В семидесяти пяти ярдах ниже вся их добыча была разворованной. Вором оказался большой черный медведь. Это был великолепный представитель своей расы. Он, может быть, весил пуда на три-четыре меньше, чем Тир, но был почти так же высок, и его шерсть лоснилась на солнце, как соболий мех, – вообще это был громаднейший и сильнейший зверь, ворвавшийся во владения Тира, и притом не на один день. Он вытащил из-под земли труп карибу и, несмотря на то, что на него глядели Тир и Мусква, преспокойно его пожирал.
Мусква вопросительно поглядел на Тира. «Что же нам теперь делать? – казалось, хотел он спросить. – Ведь так он съест весь наш завтрак!»
Медленно, но очень спокойно Тир стал покрывать эти последние семьдесят пять ярдов. Казалось, что теперь он вовсе даже и не спешил. Когда они добрались наконец до лужка и находились ярдах в тридцати или сорока от захватчика, Тир остановился опять. В его позе не было ровно ничего угрожающего, но шерсть на плечах ощетинилась так, как этого еще ни разу не замечал Мусква. Черный медведь посмотрел на них из-за своей еды, и вслед за тем целые полминуты оба они не отрывали глаз друг от друга.

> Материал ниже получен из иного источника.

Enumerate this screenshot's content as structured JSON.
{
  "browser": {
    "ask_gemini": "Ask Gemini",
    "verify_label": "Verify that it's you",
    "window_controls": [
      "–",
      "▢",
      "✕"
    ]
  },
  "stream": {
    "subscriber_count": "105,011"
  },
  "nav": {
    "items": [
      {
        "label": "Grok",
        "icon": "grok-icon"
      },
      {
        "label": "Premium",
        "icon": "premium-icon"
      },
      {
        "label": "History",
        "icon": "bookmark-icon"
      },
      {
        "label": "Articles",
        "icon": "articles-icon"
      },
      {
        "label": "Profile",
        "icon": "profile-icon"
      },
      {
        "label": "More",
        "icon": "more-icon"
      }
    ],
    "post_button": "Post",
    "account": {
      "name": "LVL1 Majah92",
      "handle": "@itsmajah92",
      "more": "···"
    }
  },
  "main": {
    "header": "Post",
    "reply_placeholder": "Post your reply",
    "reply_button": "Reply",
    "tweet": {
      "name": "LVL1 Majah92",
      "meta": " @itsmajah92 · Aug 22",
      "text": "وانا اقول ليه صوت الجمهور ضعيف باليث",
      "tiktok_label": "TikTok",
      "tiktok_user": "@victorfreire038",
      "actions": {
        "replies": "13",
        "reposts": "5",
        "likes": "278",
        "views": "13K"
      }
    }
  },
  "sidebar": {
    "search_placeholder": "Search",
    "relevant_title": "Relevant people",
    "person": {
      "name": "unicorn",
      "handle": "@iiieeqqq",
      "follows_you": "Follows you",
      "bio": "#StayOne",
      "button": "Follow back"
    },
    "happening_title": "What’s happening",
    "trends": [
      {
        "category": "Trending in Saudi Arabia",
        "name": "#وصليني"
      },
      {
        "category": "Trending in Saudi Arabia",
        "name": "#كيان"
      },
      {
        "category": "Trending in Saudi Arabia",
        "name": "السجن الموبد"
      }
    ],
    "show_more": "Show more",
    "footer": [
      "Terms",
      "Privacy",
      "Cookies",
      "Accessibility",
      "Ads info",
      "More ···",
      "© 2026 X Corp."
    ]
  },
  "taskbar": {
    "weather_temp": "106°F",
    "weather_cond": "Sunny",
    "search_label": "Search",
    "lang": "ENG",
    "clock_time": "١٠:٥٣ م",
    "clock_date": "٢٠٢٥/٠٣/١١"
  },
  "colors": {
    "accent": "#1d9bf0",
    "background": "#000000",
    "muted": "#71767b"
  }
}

Медленно, точно маятник, голова Тира стала раскачиваться с боку на бок; черный застыл на месте, как сфинкс. В четырех или пяти футах от Тира стоял Мусква. Чисто по-ребячьи он догадывался, что очень скоро должно было произойти нечто интересное, и так же по-детски готов был поджать под себя свой коротенький хвостик и броситься вместе с Тиром бежать или выступить с ним вперед и ринуться в бой. Он был крайне удивлен тем, что голова Тира стала раскачиваться, как маятник. И вся природа понимала, что должны были обозначать эти покачивания.
«Берегись! Гризли уже закачал головой!» – сделал бы первое предостережение охотник в горах.

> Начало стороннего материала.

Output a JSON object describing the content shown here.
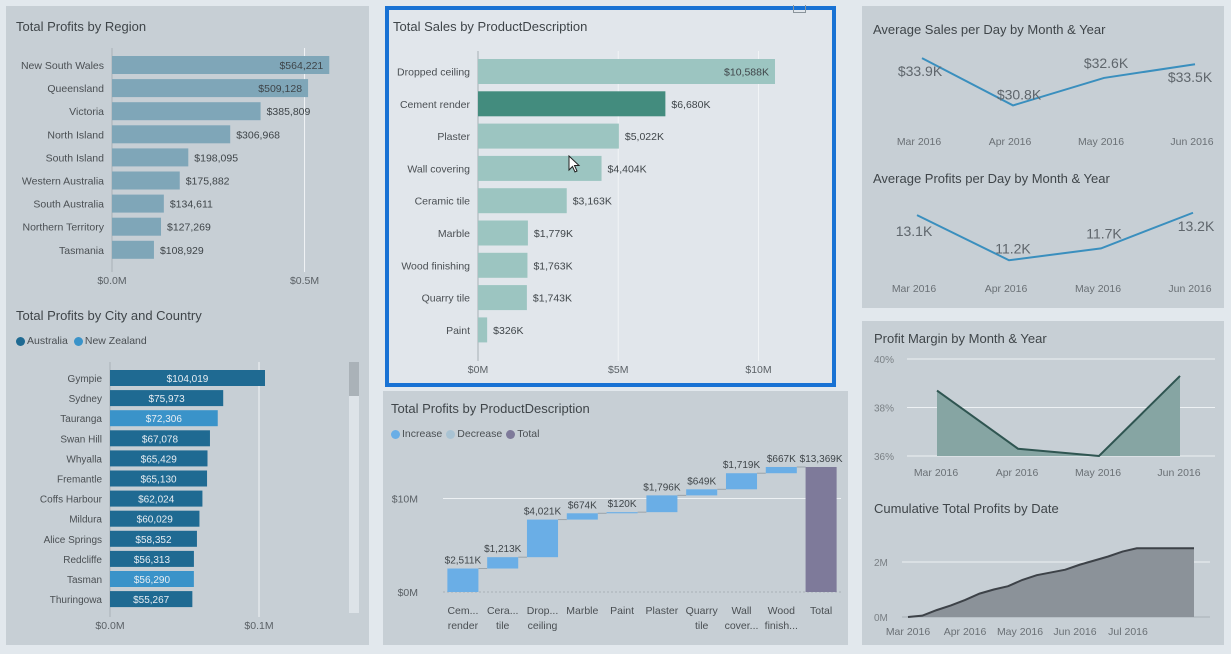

Черный медведь понял это и, как и все другие медведи во владениях Тира, должен был бы отступить назад, круто повернуться и начать удирать. Тир предоставил ему для этого достаточно времени. Но черный медведь был новичком в этой долине, возможно, что еще ни одного раза не был бит, и считал здесь хозяином только самого себя. Он не двинулся с места. И первое грозное ворчание последовало именно со стороны черного.
Опять, медленно и совершенно спокойно Тир выступил вперед – и на этот раз прямо на своего врага. Мусква последовал было за ним, а потом остановился и пополз на животе. В десяти футах от останков карибу Тир остановился снова, и на этот раз его голова закачалась еще быстрее, и низкий, раскатистый рев вдруг вырвался из его полуоткрытой пасти. Черный медведь оскалил свои белые клыки, и Мусква испугался и заплакал. Опять Тир стал подходить каждый раз всего только на один фут, и на этот раз его пасть уже волочилась по самой земле, а громадное тело горбилось. И все еще черный медведь вызывающе не трогался с места.

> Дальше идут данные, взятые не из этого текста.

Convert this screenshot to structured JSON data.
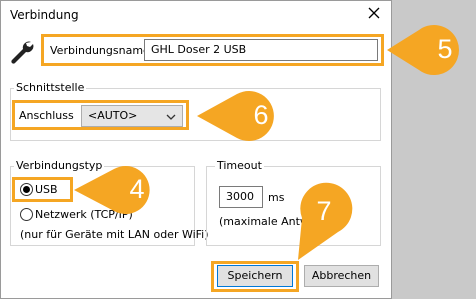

Когда же наконец они сошлись настолько близко, что между их мордами едва мог уложиться деревянный аршин, то последовала пауза. Пожалуй, целых полминуты они походили на двух обозлившихся друг на друга людей, из которых каждый упорством своего взгляда старался внушить другому ужас. Мусква дрожал, как в лихорадке, и плакал; он плакал так горько и безутешно, что его вздохи услышал Тир. То, что последовало затем, произошло так быстро, что Мусква перепугался не на жизнь, а на смерть, лег на живот и оставался без движения, как камень. С яростным, громким ревом, присущим одному только гризли и никакому другому животному во всем свете, Тир бросился на черного медведя. Черный немножко подался назад, но настолько, чтобы иметь возможность броситься на него со своей стороны, если они начнут сходиться грудь с грудью. Он повалился на спину, но Тир был слишком опытен, чтобы пойматься на такую коварную удочку и дать черному медведю возможность распороть ему живот задней ногой, а потому вонзил своему врагу в плечо зубы до самой кости. В то же время он нанес ему страшный удар левой лапой. Но Тир был копателем, и потому когти у него были тупы, тогда как черный медведь раскопками не занимался, а был ползуном по деревьям, и потому когти у него были остры, как ножи. Как ножи, вонзились они Тиру в его уже раненное плечо, и свежая кровь брызнула из него во все стороны.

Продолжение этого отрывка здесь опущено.